Note that I don’t really know why the custom is to express frailty models in terms of survival function. For example $S_i^{\star}(t_i) = \int_{\text{range}} du_i S_i(t_i | u_i) f(u_i) = \int_{\text{range}} du_i [1 - G_i(t_i | u_i)] f(u_i)$ note that $G_i()$ is the cdf of the distribution of the ith observation. Thus $S_i^{\star}(t_i) = \int_{\text{range}} du_i [1 - \int_{\text{range}} du_i g_i(t_i | u_i)] f(u_i)$. Which implies that the process could have been started with the specification of the frail pdf of the ith observation $g_i^{\star} = \int_{\text{range}} du_i g_i(t_i | u_i) f(u_i)$.

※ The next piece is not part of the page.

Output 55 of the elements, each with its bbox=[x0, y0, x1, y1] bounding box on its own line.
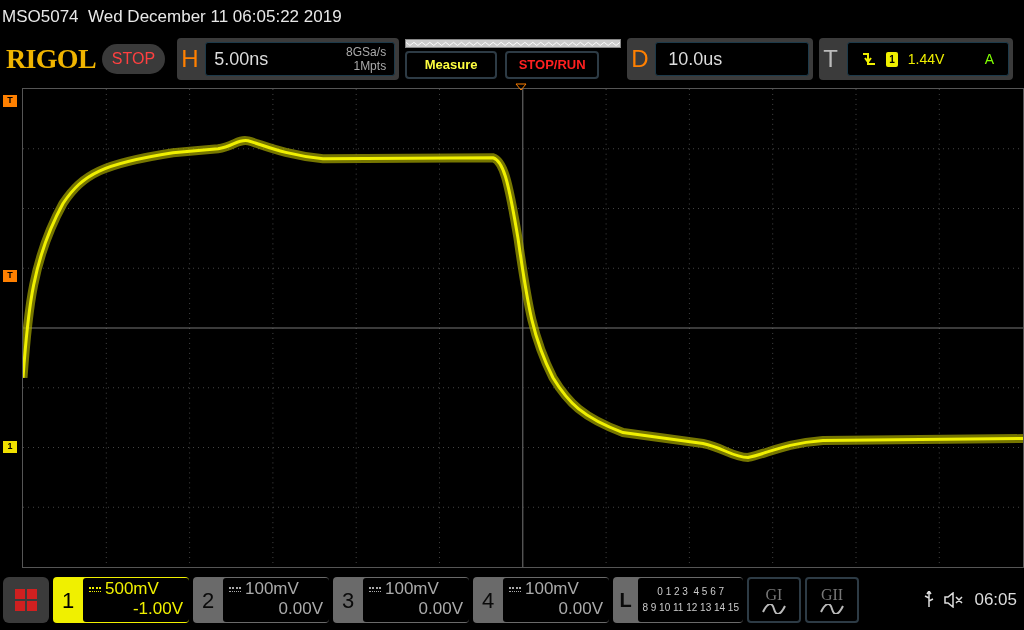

An informative (simple-ish) example is the exponential-gamma frailty model. Consider a a population of phone calls with exponentially distributed hang-up times; i.e., $g_i(t_i|\lambda_i) = \lambda_i \exp(-\lambda_i t_i)$. The complication is that the $\lambda_i$ are distributed gamma($\alpha, \beta)$; i.e, $f(\lambda) = [ \beta^\alpha / \Gamma(\alpha)] \lambda^{\alpha -1} e^{- \beta \lambda }$

Thus to get the frailty model $g^{\star} = \int_{\text{range}} du \ g_i(t_i | u) f(u) = \int_0^{\inf} d\lambda \lambda \exp(-\lambda t_i) [ \beta^\alpha / \Gamma(\alpha)] \lambda^{\alpha -1} e^{- \beta \lambda }$. this integral can be evaluated to be $g^{\star}(t_i) = [ \beta^\alpha / \Gamma(\alpha)] \int_0^{\inf} d\lambda \lambda^{\alpha } e^{- [\beta+t_i] \lambda } = [ \beta^\alpha / \Gamma(\alpha)] [ \Gamma(\alpha + 1) / (\beta + t_i)^{\alpha +1} ] = \beta^\alpha \alpha/( \beta + t_i)^{\alpha +1})$

That is it for now. Just a word of warning you still want a prior for $\alpha$ and $\beta$ as they will not be constrained by the data. So don’t just MCMC sample from this thing yet!